La despedida de sus padres, que siempre era penosa, fue peor de lo habitual.

–¿Tienes novio? –preguntó Mike, jovial, hurgando sin querer en la herida de Ashling–. Tráelo la próxima vez que vengas a vernos.

No, por favor.

Todos los vagones estaban abarrotados, y cuando, tres horas más tarde, el tren entró en la estación de Dublín, Ashling estaba cansada y deprimida. Fue hacia la cola de los taxis, confiando en que no hubiera mucha gente esperando, y de pronto, entre el gentío que pululaba por la explanada, vio una cara conocida...

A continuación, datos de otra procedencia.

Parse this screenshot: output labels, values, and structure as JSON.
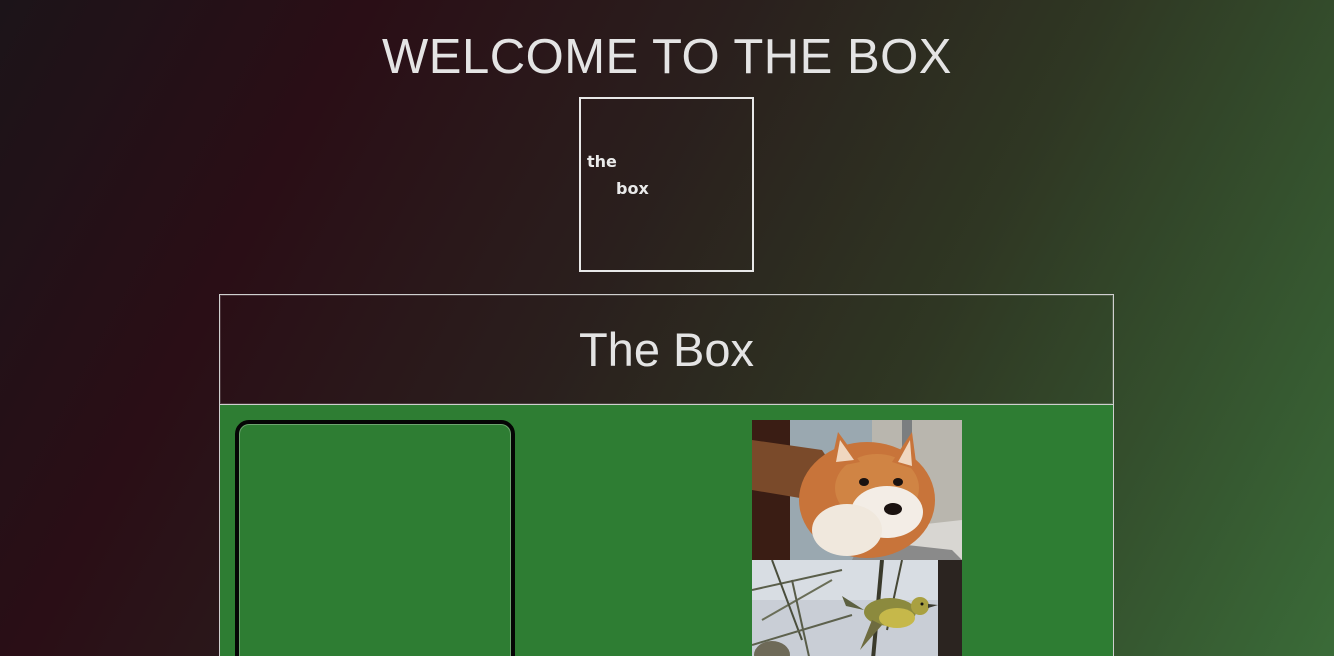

–¡Marcus! –Sintió un escalofrío de felicidad al verlo de pie junto a la salida, con una tímida sonrisa en los labios–. ¿Qué haces aquí?

–He venido a recoger a mi novia. Tengo entendido que hay que hacer mucha cola para coger un taxi.

Ashling rió con ganas, inmensamente feliz.

Él le cogió la bolsa y la rodeó con el brazo por la cintura.

–Oye, siento mucho lo de...

–¡No pasa nada! Yo también lo siento mucho.

«Nuestra primera pelea –pensó Ashling mientras él la guiaba hasta su coche–. Nuestra primera pelea en toda regla. Ahora ya podemos decir que somos novios.»